The clinic works with a variety of cases but I’ve developed a really nice relationships with one of the physiotherapists who completed her education at McGill University in Montreal, Canada. Her name is Sara Abassbhay and she’s an innovative, holistic, globe trotter physio that reminds me a lot of the students at ESP! She grew up in Canada but has worked in Asia, North America and Africa. She approaches every patient holistically and believes that human beings can be treated through various health sciences and alternative medicines that work with the mind and body. She’s constantly developing new projects and is currently working to implement vestibular rehabilitation, falls prevention, and dry needling to physiotherapists continuing education. I’ve learned some new skills outside the ESP curriculum, such as dry needling, cupping therapy and vestibular assessment. We’ve also gone rock climbing, salsa and done some yoga together! (Photo of her below)
Apart from the clinical and professional experience, what else have you enjoyed there?

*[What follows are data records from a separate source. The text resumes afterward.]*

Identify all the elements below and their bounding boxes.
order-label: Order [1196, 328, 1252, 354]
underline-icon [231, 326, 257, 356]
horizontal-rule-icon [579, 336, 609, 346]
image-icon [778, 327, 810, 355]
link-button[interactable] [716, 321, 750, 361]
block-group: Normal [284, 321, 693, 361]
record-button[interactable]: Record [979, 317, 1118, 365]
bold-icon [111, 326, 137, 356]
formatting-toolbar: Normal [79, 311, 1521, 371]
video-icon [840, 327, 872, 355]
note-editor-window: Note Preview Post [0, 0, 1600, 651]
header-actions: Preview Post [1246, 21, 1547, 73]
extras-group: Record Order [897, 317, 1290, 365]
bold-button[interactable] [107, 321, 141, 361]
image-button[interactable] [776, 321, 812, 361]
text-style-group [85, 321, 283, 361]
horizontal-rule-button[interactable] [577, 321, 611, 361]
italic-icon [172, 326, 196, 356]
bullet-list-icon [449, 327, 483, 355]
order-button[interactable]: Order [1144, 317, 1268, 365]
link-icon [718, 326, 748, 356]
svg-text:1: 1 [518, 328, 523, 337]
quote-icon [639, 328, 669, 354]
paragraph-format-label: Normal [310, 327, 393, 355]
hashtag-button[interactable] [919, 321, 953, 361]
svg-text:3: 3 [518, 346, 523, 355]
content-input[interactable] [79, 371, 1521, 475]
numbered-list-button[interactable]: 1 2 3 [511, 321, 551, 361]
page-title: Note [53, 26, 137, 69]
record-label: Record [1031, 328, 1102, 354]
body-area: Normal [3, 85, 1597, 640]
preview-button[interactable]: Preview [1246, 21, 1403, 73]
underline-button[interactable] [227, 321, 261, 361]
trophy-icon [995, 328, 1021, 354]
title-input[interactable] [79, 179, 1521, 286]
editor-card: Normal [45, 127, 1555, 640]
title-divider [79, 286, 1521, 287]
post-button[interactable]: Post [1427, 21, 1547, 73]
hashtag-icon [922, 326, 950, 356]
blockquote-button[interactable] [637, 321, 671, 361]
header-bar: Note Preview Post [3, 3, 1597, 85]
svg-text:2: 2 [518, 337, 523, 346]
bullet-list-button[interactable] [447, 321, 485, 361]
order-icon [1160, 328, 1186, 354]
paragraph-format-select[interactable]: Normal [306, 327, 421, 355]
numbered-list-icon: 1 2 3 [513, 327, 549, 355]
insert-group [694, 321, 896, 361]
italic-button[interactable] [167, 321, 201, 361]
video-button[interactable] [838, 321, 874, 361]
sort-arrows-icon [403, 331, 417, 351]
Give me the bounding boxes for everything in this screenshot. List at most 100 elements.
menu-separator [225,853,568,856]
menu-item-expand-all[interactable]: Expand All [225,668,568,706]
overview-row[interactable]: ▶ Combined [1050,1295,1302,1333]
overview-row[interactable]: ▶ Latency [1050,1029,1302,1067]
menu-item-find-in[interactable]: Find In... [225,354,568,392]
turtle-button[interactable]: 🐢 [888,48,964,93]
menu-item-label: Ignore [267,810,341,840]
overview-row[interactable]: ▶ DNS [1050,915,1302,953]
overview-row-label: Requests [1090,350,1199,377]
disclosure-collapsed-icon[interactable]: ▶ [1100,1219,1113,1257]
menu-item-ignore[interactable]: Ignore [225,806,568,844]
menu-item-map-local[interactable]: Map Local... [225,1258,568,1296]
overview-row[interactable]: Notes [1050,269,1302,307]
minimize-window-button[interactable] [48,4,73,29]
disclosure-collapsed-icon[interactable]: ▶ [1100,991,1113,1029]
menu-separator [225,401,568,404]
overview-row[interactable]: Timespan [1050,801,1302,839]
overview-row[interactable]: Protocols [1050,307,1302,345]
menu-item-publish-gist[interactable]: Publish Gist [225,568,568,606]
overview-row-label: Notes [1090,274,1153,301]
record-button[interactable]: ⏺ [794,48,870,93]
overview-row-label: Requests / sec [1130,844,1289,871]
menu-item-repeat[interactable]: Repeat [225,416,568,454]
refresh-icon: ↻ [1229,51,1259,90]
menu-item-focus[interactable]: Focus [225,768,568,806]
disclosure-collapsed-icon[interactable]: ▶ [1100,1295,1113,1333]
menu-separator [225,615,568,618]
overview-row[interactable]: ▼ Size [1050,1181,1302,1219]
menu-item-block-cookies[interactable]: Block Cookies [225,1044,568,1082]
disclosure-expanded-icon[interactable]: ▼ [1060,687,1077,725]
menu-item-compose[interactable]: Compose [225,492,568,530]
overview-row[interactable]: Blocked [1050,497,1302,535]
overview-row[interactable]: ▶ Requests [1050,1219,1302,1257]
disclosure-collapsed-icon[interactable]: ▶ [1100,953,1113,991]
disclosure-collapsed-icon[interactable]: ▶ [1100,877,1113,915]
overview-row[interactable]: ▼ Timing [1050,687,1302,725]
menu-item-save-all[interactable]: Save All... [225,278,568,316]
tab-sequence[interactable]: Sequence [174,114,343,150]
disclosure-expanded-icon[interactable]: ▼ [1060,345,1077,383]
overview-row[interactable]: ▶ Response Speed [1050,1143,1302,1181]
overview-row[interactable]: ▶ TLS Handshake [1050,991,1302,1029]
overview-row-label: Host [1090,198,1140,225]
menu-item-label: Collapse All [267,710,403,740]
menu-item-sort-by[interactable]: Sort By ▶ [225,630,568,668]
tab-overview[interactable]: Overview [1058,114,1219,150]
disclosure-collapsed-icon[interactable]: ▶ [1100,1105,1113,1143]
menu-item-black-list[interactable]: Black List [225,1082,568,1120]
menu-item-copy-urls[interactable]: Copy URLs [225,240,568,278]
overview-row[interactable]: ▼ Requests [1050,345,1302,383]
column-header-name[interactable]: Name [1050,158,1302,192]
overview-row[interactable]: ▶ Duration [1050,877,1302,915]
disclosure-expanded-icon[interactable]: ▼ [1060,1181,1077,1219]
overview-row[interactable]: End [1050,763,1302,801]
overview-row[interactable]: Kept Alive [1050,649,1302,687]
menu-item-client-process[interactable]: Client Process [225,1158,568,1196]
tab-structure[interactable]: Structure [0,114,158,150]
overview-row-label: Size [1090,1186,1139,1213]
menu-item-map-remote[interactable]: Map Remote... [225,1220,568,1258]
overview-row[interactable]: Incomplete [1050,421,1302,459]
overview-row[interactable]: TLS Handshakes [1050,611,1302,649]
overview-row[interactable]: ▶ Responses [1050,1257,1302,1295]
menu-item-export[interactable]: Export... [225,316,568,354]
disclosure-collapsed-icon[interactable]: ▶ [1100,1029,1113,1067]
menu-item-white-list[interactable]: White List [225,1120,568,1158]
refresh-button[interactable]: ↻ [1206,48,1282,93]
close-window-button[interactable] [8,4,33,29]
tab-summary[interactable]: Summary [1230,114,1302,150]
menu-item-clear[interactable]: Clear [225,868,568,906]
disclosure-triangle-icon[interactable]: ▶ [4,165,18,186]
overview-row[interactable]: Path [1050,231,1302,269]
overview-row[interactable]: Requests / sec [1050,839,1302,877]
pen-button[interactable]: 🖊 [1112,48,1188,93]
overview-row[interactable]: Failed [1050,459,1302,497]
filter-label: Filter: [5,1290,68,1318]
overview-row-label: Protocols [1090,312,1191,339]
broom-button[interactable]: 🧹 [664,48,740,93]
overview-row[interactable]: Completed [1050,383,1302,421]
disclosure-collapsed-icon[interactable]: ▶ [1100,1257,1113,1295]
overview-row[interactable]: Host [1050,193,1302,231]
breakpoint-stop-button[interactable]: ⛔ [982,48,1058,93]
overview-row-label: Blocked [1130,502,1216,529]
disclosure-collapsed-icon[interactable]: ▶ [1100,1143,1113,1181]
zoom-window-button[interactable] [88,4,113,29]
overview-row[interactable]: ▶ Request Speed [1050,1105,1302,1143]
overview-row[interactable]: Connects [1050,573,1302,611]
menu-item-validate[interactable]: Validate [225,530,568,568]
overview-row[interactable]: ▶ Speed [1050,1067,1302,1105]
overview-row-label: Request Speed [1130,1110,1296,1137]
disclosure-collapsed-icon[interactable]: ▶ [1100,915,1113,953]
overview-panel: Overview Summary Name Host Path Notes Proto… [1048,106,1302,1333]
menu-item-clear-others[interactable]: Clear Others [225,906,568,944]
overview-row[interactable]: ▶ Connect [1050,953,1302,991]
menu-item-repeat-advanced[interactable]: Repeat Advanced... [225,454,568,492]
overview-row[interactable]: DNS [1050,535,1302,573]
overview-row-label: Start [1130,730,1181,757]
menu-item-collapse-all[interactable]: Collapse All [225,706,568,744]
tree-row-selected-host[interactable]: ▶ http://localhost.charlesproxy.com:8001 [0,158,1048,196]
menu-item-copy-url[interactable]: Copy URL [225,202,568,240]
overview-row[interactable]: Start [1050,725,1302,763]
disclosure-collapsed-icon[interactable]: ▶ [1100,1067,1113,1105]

I love going to the lively markets during my free time and buying local foods like mango, papaya, plantains, yam, chiles, but also fabrics and clothes. I’ve definitely developed my bargaining skills. I’ve also spent time rock climbing, going to the gym and working out with some of the local personal trainers. I’ve learned to cook some local dishes too, like banku, fufu, and okro stew. I traveled to surrounding villages to see historic slave trade castles, jungles, and mountains. Since I speak french I found my niche at the French Alliance in Accra. There is a large community of French speakers here since Ghana is surrounded by 3 francophone countries, Togo, Cote D’Ivoire and Burkina Faso.

Do you have any fatherly or motherly advice for the new generation of ESP students?
Challenge yourself by going outside your comfort zone. For one internship, do something different and thrilling. We are given the opportunity to do so. Talk to students about their experience there, reach out we want to help. I was extremely nervous about going to a developing country but I would do it 10x over. You will not only practice and grow your physiotherapy skills but gain a deeper understanding of yourself and how the rest of the world lives.